Discussion:
Possible open source violations by Goldman Sachs?
David Rosenstrauch
2013-08-03 02:37:34 UTC
Permalink
Was just reading the recent article up at Vanity Fair about the arrest,
trial, conviction, and jailing of developer Sergey Aleynikov who was
accused of stealing code from Goldman Sachs.
(http://www.vanityfair.com/business/2013/09/michael-lewis-goldman-sachs-programmer)

I didn't realize it until reading this article, but apparently the case
greatly involves open source code. The article seems to indicate that
Goldman often intermingled their own code with open source (and rarely,
if ever, contributed back their own enhancements). And according to the
article Aleynikov's rationale for making copies of the code in the first
place was so that he could at a later date re-use and/or contribute back
the enhancements he had intermingled with the original open source.

No violation on GS' part so far, of course. But what really caught my
eye is where it mentions that Goldman treated all code - even open
source - as Goldman property, and that at trial Aleynikov's attorney
even help up 2 copies of the same code - one with an open source license
on top, and then an identical copy with a Goldman copyright.
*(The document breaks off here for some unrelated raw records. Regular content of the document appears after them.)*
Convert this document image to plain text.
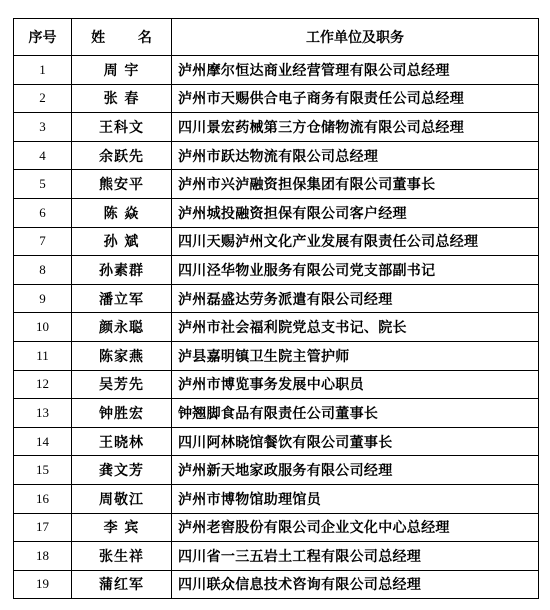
序号	姓 名	工作单位及职务
1	周 宇	泸州摩尔恒达商业经营管理有限公司总经理
2	张 春	泸州市天赐供合电子商务有限责任公司总经理
3	王科文	四川景宏药械第三方仓储物流有限公司总经理
4	余跃先	泸州市跃达物流有限公司总经理
5	熊安平	泸州市兴泸融资担保集团有限公司董事长
6	陈 焱	泸州城投融资担保有限公司客户经理
7	孙 斌	四川天赐泸州文化产业发展有限责任公司总经理
8	孙素群	四川泾华物业服务有限公司党支部副书记
9	潘立军	泸州磊盛达劳务派遣有限公司经理
10	颜永聪	泸州市社会福利院党总支书记、院长
11	陈家燕	泸县嘉明镇卫生院主管护师
12	吴芳先	泸州市博览事务发展中心职员
13	钟胜宏	钟翘脚食品有限责任公司董事长
14	王晓林	四川阿林晓馆餐饮有限公司董事长
15	龚文芳	泸州新天地家政服务有限公司经理
16	周敬江	泸州市博物馆助理馆员
17	李 宾	泸州老窖股份有限公司企业文化中心总经理
18	张生祥	四川省一三五岩土工程有限公司总经理
19	蒲红军	四川联众信息技术咨询有限公司总经理
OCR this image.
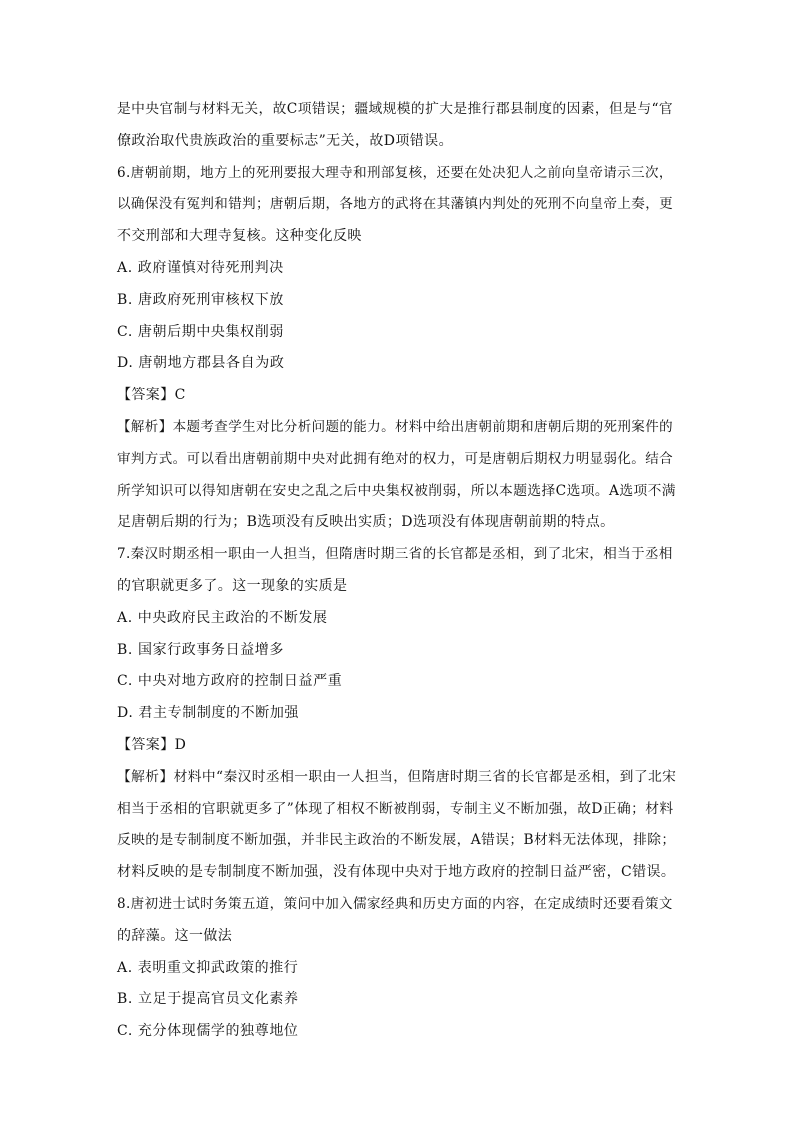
是中央官制与材料无关，故C项错误；疆域规模的扩大是推行郡县制度的因素，但是与“官
僚政治取代贵族政治的重要标志”无关，故D项错误。
6.唐朝前期，地方上的死刑要报大理寺和刑部复核，还要在处决犯人之前向皇帝请示三次，
以确保没有冤判和错判；唐朝后期，各地方的武将在其藩镇内判处的死刑不向皇帝上奏，更
不交刑部和大理寺复核。这种变化反映
A. 政府谨慎对待死刑判决
B. 唐政府死刑审核权下放
C. 唐朝后期中央集权削弱
D. 唐朝地方郡县各自为政
【答案】C
【解析】本题考查学生对比分析问题的能力。材料中给出唐朝前期和唐朝后期的死刑案件的
审判方式。可以看出唐朝前期中央对此拥有绝对的权力，可是唐朝后期权力明显弱化。结合
所学知识可以得知唐朝在安史之乱之后中央集权被削弱，所以本题选择C选项。A选项不满
足唐朝后期的行为；B选项没有反映出实质；D选项没有体现唐朝前期的特点。
7.秦汉时期丞相一职由一人担当，但隋唐时期三省的长官都是丞相，到了北宋，相当于丞相
的官职就更多了。这一现象的实质是
A. 中央政府民主政治的不断发展
B. 国家行政事务日益增多
C. 中央对地方政府的控制日益严重
D. 君主专制制度的不断加强
【答案】D
【解析】材料中“秦汉时丞相一职由一人担当，但隋唐时期三省的长官都是丞相，到了北宋
相当于丞相的官职就更多了”体现了相权不断被削弱，专制主义不断加强，故D正确；材料
反映的是专制制度不断加强，并非民主政治的不断发展，A错误；B材料无法体现，排除；
材料反映的是专制制度不断加强，没有体现中央对于地方政府的控制日益严密，C错误。
8.唐初进士试时务策五道，策问中加入儒家经典和历史方面的内容，在定成绩时还要看策文
的辞藻。这一做法
A. 表明重文抑武政策的推行
B. 立足于提高官员文化素养
C. 充分体现儒学的独尊地位
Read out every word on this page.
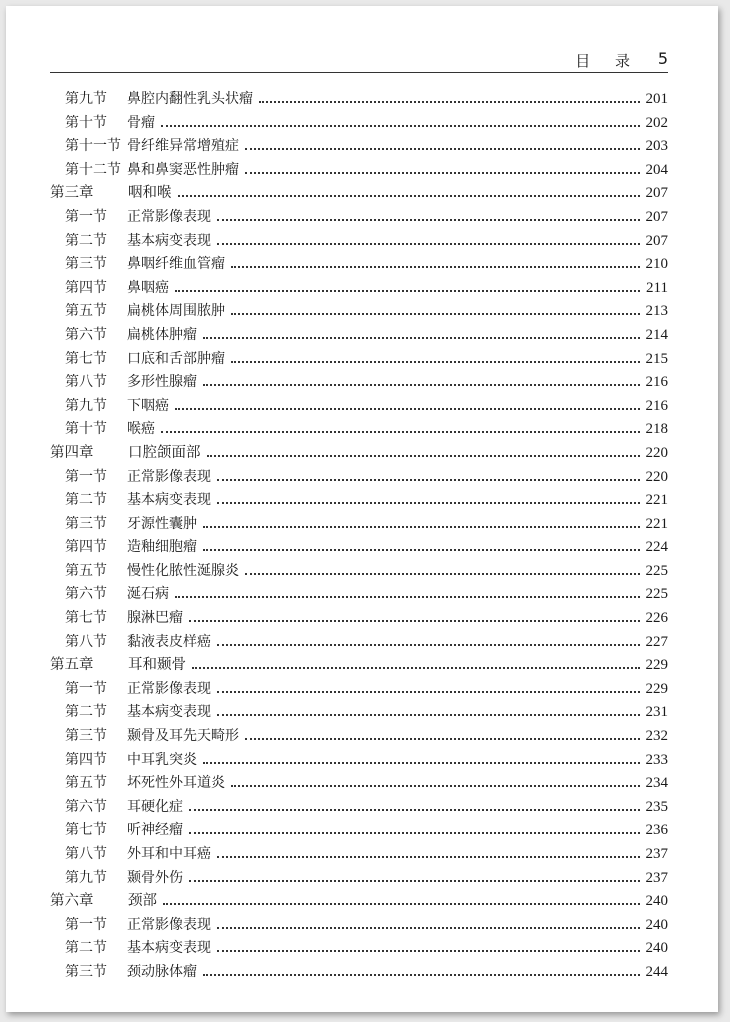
目 录 5
第九节	鼻腔内翻性乳头状瘤	201
第十节	骨瘤	202
第十一节 骨纤维异常增殖症	203
第十二节 鼻和鼻窦恶性肿瘤	204
第三章	咽和喉	207
第一节	正常影像表现	207
第二节	基本病变表现	207
第三节	鼻咽纤维血管瘤	210
第四节	鼻咽癌	211
第五节	扁桃体周围脓肿	213
第六节	扁桃体肿瘤	214
第七节	口底和舌部肿瘤	215
第八节	多形性腺瘤	216
第九节	下咽癌	216
第十节	喉癌	218
第四章	口腔颌面部	220
第一节	正常影像表现	220
第二节	基本病变表现	221
第三节	牙源性囊肿	221
第四节	造釉细胞瘤	224
第五节	慢性化脓性涎腺炎	225
第六节	涎石病	225
第七节	腺淋巴瘤	226
第八节	黏液表皮样癌	227
第五章	耳和颞骨	229
第一节	正常影像表现	229
第二节	基本病变表现	231
第三节	颞骨及耳先天畸形	232
第四节	中耳乳突炎	233
第五节	坏死性外耳道炎	234
第六节	耳硬化症	235
第七节	听神经瘤	236
第八节	外耳和中耳癌	237
第九节	颞骨外伤	237
第六章	颈部	240
第一节	正常影像表现	240
第二节	基本病变表现	240
第三节	颈动脉体瘤	244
If this is
true - and if Goldman did indeed do this habitually - then this could
constitute numerous violations of open source licenses on their part.

The article doesn't specifically say whether any of the code in question
was GPL. But with GPL code being so prevalent these days I'd guess
there's a decent chance that at least some of it was. I'd imagine that
either the article's author, Aleynikov, and/or his attorney might be
open to sharing some additional information with interested parties on this.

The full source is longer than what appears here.